A major new study draws attention to seven existential risks that are beyond the realm of traditional risk management processes. Nathan Skinner dissects the findings

Not all risks can be managed. In fact, it turns out that there are quite a few business issues that risk managers themselves have absolutely no influence over and yet pose an existential threat to their organisations.

In many cases these are problems created or exacerbated by the senior leadership within a business...and therefore completely outside the remit of the average risk manager to handle.

This is one of the principal findings of a major piece of research commissioned by Airmic and carried out by the Cass Business School. The research, which looked at over 20 major crises to strike companies around the world in the past ten years, throws a spotlight on corporate governance problems and how senior executives oversee their companies.

“It sounds obvious that the leaders of a business should have the skills that are necessary to understand and run it,” said the report. “But some of our studies suggested that the leaders did not.”

It draws attention to seven risk areas that pose existential threats to companies and that are beyond the realm of the traditional risk management process but which the report recommends should be drawn within its scope.

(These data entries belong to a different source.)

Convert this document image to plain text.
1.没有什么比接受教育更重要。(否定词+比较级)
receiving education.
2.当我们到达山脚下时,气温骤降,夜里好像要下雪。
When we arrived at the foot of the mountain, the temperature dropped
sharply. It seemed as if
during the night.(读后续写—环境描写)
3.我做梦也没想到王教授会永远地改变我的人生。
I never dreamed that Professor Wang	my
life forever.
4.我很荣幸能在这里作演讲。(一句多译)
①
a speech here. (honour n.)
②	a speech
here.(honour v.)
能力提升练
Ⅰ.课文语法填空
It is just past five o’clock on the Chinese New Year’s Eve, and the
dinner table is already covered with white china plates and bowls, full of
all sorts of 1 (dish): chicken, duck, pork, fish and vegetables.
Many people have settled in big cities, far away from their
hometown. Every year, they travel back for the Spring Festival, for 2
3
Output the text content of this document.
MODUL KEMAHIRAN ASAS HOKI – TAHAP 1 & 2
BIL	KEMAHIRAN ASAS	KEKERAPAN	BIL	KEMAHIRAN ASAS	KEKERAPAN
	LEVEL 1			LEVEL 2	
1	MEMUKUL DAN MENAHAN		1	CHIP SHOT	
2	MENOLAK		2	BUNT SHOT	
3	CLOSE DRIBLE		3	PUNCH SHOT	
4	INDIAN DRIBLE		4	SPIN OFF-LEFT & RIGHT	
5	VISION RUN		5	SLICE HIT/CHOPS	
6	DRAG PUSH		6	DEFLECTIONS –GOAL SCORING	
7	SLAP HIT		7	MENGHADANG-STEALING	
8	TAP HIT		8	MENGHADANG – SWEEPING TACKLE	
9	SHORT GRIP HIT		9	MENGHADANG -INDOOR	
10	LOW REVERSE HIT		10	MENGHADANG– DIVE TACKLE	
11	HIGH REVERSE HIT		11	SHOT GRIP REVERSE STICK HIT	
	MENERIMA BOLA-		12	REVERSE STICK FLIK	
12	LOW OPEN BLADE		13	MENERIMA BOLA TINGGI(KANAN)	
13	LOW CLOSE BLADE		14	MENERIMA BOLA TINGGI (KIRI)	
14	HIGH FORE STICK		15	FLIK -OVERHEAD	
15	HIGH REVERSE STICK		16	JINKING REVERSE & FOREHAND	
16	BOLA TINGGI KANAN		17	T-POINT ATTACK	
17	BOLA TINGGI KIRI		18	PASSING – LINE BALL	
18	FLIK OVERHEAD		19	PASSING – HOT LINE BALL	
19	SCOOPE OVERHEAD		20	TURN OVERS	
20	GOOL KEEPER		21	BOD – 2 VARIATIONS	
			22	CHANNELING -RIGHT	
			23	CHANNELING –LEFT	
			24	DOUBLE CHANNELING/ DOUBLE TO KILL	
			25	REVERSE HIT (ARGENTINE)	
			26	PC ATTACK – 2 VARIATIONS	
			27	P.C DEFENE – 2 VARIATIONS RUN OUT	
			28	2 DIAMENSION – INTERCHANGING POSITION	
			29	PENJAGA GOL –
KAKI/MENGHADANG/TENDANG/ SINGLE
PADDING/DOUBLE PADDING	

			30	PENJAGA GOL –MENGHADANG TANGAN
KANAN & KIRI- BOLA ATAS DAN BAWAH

These issues arise from the board’s ineffective oversight of risks, poor company cultures and inadequate risk communication (see the full list of issues in the box at the bottom of this page).

The paper also warns boardrooms that without listening to views from the outside they are blindfolding themselves to risks within the business—and uses examples to demonstrate this.

In the reports own words “the studies contain a valuable and extensive opportunity to learn painlessly from the misfortune of others”.

Below are some of the key points illustrated by one of the case studies in the report. A complete breakdown of the report's key findings is available in the next issue of StrategicRISK.

BP Texas refinery explosion

In March 2005 an explosion and fire at BP’s Texas City Refinery killed 15 people and injured many others. The subsequent compensation bill added up to over $1.6bn. The oil company also had to pay several criminal penalties and fines for health and safety violations. It was one of the most prominent safety failures to hit BP in North America, meaning that its reputation was trashed even before the Deepwater Horizon disaster in 2010.

Lessons

1. Rapid growth led to too much complexity: BP doubled in size between 1998 and 2000 resulting in an extremely complex management structure.

2. Walk the walk, don’t just talk the talk: While the board talked up BP’s safety measures outside consultants said cost cutting was prioritised over safety.

3. Take notice of the warning signs: Before the Texas explosion there had been 23 deaths at the refinery, four since BP had taken over.

4. Listen and learn: Chief executive Tony Hayward wrote on BP’s internal website: ‘The top of the organisation doesn’t listen hard enough to what the bottom of the organisation is saying.”

5. It’s more than just compliance: The Baker report, commissioned in the aftermath of the accident, said that the main focus of BP’s safety audits was on satisfying legal requirements not on improving overall safety performance.

6. …and follow through: The same report claimed that BP repeatedly failed to “follow through” with improvements following the safety reviews.

Seven existential threats

Many of the seven over-arching risk areas highlighted by the Airmic/Cass report are virtually taboo because they touch on the behaviour, decisions, performance and perceptions of the senior echelons. They are:

1. Board skills and non-executive control: Risks arising from limitations on board skills and competence and on the ability of the NEDs effectively to monitor and, as necessary, control the executive arm of the company.

2. Board risk blindness: Risks from board failure to recognise and engage with risks inherent in the business, including risks to business model, reputation, and licence to operate, to the same degree that they engage with reward and opportunity.

3. Inadequate leadership on ethos and culture: Risks from a failure of board leadership and implementation on ethos and culture.

4. Defective internal communication: Risks from the defective flow of important information within the organisation, including up to board level.

5. Risks from organisational complexity and change: This includes risks following acquisitions.

6. Risks from incentives: This includes effects on behaviour that result from both explicit and implicit incentives.

7. Risk glass ceiling: Risks arising from the inability of risk management and internal audit teams to report to and discuss, with both the C-Suite (leaders such as the Chief Executive, Chief Operating Officer and Chief Financial Officer) and NEDs, the risks emanating from higher levels of their organisation's hierarchy, including risks from ethos, behaviour, strategy and perceptions.